3 Regulatory Alignment
The opposition to change comes from those who do not want past compromises re-opened. Many, perhaps most, such compromises were negotiated between trade associations representing big business and socialist groups representing trades unions, with limited inputs from well-organised consumer and environmental groups.
The momentum from change comes from those left out. These include:
- innovative SMEs not in the supply chains of dominant players,
- high street shopkeepers being driven out of business by on-line retailers who pay neither business rates nor UK VAT,
- fishermen who want marine reserves
- those who want agricultural support focussed on small farmers who help preserve the countryside, not agribusinesses which farm the subsidies.
- those trying to provide joined up care for an aging population
- those who want to be able to identify and discriminate against animal products form livestock raised and housed in conditions that would be illegal in the UK.
But few of the groups have got their act together because, until the unexpected Brexit vote they did not think they stood a chance. The Establishment wants to make sure they do not get that chance until it has worked out how to survive in power by “managing” the pace of change.

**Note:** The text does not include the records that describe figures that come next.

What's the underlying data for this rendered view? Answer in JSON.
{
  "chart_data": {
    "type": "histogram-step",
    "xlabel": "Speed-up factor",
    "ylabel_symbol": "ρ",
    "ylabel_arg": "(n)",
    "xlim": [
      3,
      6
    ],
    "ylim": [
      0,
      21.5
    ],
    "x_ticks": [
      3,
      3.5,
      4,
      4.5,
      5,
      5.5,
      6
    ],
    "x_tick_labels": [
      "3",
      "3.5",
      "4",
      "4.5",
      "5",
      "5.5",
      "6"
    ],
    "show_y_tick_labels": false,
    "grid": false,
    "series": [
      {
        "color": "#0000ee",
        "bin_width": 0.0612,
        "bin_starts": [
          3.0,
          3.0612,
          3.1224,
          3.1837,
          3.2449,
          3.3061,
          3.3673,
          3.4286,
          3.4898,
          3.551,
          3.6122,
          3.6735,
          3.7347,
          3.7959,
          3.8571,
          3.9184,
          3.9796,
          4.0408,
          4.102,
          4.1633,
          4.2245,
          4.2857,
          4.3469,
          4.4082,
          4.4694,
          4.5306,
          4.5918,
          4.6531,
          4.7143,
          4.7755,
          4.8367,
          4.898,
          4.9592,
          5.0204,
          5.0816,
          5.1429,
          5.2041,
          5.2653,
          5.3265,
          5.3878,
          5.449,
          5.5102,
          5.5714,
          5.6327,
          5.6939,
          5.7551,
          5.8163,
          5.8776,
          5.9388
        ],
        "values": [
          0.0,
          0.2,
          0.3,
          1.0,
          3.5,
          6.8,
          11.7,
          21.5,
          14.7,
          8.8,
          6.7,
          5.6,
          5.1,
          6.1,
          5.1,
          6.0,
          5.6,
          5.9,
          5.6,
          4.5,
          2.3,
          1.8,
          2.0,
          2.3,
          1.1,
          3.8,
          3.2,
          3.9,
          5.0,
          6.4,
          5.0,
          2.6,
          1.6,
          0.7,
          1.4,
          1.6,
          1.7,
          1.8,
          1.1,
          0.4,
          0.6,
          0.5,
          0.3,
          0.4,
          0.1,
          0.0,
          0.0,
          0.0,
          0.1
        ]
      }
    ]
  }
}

4 Devolution of Power – the passing of IT budgets and spend from Whitehall to Town Hall, County Hall and their procurement consortia
The UK is a uniquely centralised, steam age nation state (even more so than France or Germany), hence many of our problems with the rest of the EU which its regionalisation agenda. The threat of powers being passed from Brussels to the Welsh or Scots assembly, let alone to Town Hall or County Hall runs counter to all the traditions of Whitehall. This IS a genuinely existential threat to the London-based establishment, The City of London can survive a transition to a United Kingdom. The City of Westminster would find it much harder, especially if Parliament moves away for a few years while its buildings are refurbished. That said, the Civil Service is currently busy recruiting youngsters, including former junior lobbyists whose Brussels careers have come to a halt, to handle an expected post-Brexit boom in regulatory and administrative activity – as well as negotiations with the EU. Who say they do not plan ahead?